Desafios operacionais e logísticos freiam avanços
Apesar dos benefícios, os entraves ainda são significativos. O custo da logística reversa, a necessidade de reorganizar processos produtivos e a ausência de incentivos mais robustos tornam o caminho desafiador, especialmente para pequenas e médias empresas. O modelo de produção em larga escala nem sempre se adapta com facilidade a práticas sustentáveis.
Giancarlo Lovón destaca que é preciso pensar em novas estratégias de reaproveitamento e colaboração entre empresas. “Destinar o resíduo de forma inteligente já é um começo. Algumas marcas criam linhas novas com materiais reaproveitados ou firmam parcerias com empresas que possam utilizar esses resíduos como insumo”, explica. Ele também reforça a importância de integrar o cliente ao processo. “A sustentabilidade tem que estar ligada ao relacionamento com o cliente. Ele precisa entender e valorizar isso”, completa.

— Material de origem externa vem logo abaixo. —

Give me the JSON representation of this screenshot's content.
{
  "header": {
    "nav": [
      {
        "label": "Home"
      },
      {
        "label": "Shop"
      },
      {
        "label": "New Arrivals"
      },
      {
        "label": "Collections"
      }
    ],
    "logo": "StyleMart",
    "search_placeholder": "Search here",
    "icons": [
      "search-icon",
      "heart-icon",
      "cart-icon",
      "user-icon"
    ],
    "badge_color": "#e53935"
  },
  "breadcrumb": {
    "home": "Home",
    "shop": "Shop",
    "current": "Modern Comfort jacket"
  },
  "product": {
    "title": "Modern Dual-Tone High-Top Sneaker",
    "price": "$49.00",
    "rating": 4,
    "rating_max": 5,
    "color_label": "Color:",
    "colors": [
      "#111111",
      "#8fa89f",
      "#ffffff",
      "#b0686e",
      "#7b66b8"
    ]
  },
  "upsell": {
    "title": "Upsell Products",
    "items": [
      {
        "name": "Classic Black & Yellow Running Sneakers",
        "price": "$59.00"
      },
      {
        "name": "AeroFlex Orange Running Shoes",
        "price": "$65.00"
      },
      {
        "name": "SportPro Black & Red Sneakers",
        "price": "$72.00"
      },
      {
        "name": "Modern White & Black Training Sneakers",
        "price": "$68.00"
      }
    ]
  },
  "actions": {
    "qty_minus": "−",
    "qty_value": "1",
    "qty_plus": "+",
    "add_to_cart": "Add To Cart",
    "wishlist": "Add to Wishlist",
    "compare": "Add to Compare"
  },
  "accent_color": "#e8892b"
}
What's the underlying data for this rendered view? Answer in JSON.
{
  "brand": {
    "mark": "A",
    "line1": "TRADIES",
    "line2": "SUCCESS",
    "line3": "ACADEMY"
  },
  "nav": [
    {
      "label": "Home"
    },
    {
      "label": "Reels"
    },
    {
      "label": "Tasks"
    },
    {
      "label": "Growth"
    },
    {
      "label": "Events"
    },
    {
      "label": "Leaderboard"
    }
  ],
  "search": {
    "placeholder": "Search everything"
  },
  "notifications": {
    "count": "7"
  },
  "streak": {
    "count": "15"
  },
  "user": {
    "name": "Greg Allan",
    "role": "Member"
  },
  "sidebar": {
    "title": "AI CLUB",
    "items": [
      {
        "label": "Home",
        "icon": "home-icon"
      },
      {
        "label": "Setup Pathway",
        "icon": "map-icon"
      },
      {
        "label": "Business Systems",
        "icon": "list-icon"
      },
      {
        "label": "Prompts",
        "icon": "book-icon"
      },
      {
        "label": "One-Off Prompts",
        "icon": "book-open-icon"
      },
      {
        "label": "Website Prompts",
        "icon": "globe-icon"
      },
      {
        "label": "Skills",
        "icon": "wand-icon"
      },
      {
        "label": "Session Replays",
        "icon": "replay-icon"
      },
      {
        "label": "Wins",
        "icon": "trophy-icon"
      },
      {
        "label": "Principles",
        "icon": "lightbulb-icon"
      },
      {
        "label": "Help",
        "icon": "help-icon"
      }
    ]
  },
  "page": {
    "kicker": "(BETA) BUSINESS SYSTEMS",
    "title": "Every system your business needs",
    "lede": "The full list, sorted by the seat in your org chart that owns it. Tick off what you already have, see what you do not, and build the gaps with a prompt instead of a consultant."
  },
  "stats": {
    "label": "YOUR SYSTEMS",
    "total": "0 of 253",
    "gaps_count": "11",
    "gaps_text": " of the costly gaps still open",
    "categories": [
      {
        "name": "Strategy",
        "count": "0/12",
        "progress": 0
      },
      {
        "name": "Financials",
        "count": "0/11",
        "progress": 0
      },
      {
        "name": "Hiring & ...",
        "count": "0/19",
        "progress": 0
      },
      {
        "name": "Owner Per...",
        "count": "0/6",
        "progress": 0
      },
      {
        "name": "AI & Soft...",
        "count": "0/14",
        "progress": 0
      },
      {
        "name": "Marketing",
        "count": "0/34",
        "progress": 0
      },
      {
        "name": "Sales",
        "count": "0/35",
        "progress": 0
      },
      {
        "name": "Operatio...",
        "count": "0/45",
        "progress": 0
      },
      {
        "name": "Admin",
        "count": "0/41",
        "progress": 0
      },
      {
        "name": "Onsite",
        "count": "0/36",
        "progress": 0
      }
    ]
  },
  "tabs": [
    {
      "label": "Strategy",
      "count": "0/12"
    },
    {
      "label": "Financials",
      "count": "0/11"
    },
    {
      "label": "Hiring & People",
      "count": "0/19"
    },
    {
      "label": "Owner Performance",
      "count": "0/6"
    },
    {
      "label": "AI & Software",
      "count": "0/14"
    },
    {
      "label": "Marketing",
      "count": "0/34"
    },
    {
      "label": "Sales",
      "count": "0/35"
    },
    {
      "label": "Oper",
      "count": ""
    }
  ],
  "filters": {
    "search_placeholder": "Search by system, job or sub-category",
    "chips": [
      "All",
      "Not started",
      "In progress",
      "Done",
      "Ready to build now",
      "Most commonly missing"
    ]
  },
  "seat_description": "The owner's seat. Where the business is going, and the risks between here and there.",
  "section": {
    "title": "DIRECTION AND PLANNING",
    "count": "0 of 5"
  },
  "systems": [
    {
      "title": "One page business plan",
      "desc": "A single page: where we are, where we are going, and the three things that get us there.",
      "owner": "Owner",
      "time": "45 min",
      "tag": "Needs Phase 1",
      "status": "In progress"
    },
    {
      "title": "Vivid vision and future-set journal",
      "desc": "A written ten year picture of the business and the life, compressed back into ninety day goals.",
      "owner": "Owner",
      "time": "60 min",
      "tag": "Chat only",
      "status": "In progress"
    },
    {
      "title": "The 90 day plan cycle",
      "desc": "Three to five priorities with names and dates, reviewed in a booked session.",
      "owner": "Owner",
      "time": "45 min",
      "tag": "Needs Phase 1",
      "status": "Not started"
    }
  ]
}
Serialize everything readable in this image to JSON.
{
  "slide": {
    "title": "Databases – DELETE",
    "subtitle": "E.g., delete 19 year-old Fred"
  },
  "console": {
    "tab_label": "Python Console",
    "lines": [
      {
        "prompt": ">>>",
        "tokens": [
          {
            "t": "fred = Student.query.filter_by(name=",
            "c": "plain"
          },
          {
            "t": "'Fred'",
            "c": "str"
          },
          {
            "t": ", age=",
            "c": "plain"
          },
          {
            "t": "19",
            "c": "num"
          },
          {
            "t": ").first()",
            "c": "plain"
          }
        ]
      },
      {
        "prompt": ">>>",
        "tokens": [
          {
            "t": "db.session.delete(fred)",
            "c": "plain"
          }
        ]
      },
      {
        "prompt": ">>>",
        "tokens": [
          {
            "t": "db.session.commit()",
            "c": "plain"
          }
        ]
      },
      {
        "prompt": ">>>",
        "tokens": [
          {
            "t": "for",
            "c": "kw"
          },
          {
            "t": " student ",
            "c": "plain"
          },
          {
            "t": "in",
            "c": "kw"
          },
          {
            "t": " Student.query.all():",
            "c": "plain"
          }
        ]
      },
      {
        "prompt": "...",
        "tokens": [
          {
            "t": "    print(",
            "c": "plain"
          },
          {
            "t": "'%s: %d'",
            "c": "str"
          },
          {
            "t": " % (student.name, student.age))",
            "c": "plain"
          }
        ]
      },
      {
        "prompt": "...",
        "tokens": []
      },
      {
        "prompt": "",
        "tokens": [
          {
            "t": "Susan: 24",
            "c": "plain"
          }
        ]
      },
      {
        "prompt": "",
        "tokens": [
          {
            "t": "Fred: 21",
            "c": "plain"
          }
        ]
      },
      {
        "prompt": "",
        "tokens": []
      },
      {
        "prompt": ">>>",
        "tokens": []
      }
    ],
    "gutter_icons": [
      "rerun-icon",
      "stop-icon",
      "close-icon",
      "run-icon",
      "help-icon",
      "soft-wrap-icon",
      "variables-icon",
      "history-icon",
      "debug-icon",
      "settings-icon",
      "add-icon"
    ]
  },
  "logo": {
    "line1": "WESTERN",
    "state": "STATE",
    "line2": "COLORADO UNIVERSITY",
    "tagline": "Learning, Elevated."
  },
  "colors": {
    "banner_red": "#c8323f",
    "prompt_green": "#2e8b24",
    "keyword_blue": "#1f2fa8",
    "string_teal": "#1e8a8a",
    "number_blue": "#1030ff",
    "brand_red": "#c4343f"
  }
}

Como a indústria pode se adequar à nova lógica verde
A transição para um modelo sustentável exige mudanças estruturais, mas também pode ser iniciada com pequenas ações. Substituição de materiais por opções renováveis, redesenho de embalagens, redução de desperdício e parcerias para coleta de resíduos são algumas estratégias de baixo custo com alto impacto.
Além disso, Lovón defende o uso da tecnologia como aliada e acredita que o Brasil tem avançado nesse aspecto. “Os empresários investem, a indústria está atualizada. Temos grandes cases no país. Mas precisamos aproximar mais a mão de obra e valorizar a produção com propósito”, sugere. Ele conclui que as marcas que tiverem esse olhar ampliado para a sustentabilidade estarão mais preparadas para os desafios dos próximos anos.